Image: The Synagogue in Visegrad, converted after WWII into the Fire-station.
The first Jews arrived in Visegrad at the beginning of the XIX century. According to “Bosnian Glasnik”, in 1908 there were 177 Jews living in Visegrad while in 1940 that number was around 110. Many after finishing their education moved to other towns like Sarajevo, Belgrade or Zagreb in search for jobs.
During the First World War, Visegrad was the center of many battles between Austro-Hungaria and Serbia. Most of the population had to seek refuge in Central Bosnia.
In 1905 the Jewish community built a new synagogue in Visegrad because the old one was decrepit. During World War Two, when the Germans entered the town, the synagogue was ransacked and turned into a storage area and later a stable for horses.
The Germans did not stay long in the town and it was handed over to the Italians.
The Ustashas were not able to deport the Visegrad Jews since the Yugoslav Partizans disabled the railway tracks.
A large number of Visegrad Jews escaped from Visegrad towards Sandzak (Serbia) and Monte Negro while many joined the Partizans.

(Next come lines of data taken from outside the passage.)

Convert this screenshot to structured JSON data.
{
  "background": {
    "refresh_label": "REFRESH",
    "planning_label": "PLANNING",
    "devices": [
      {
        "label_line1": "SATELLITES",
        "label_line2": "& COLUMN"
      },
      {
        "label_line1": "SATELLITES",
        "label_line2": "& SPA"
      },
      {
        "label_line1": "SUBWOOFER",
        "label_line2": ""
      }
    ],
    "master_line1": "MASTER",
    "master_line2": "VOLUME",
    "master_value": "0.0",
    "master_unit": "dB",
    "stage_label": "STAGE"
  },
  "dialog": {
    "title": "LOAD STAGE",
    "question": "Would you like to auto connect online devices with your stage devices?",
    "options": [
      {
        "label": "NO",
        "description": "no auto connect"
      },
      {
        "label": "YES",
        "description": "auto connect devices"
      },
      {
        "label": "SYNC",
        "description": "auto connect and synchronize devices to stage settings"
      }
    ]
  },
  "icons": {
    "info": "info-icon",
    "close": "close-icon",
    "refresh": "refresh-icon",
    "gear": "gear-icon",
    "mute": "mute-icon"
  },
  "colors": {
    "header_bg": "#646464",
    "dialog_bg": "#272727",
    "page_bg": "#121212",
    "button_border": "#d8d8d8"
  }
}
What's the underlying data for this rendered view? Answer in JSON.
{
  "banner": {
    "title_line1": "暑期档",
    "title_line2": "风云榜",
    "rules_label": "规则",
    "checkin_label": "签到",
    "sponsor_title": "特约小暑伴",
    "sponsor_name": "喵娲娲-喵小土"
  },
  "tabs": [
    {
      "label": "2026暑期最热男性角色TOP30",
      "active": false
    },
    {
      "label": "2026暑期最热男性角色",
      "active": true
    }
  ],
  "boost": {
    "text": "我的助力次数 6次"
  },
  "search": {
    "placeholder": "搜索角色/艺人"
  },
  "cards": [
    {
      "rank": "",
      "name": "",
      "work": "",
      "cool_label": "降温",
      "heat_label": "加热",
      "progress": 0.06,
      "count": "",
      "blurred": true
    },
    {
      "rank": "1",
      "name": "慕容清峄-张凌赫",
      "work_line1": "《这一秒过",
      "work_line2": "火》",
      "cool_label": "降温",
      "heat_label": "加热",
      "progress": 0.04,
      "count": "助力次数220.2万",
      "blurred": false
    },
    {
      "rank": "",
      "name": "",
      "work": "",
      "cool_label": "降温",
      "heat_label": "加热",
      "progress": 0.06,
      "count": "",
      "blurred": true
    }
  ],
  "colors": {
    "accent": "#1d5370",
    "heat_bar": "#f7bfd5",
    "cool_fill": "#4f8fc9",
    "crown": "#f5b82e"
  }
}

In October 1943, after the capitulation of Italy, Visegrad was overran by Serb Chetnik forces and the Bosniak population was massacred and forced to seek refuge in central Bosnia.
The town was retaken from the Chetniks by German forces in 1944 and the Gestapo arrested and deported the remaining Jews to Bergen-Belzen concentration camp. Altogether 46 Visegrad Jews were murdered in German concentration camps. 56 Visegrad Jews survived the war. These were survivors from the camps and Partizans. Most of them settled in Belgrade, Sarajevo, Zagreb as officers, officials and highly-qualified workers. Only the Romano family remained to live in Visegrad – the famous Avram Romano Mamic.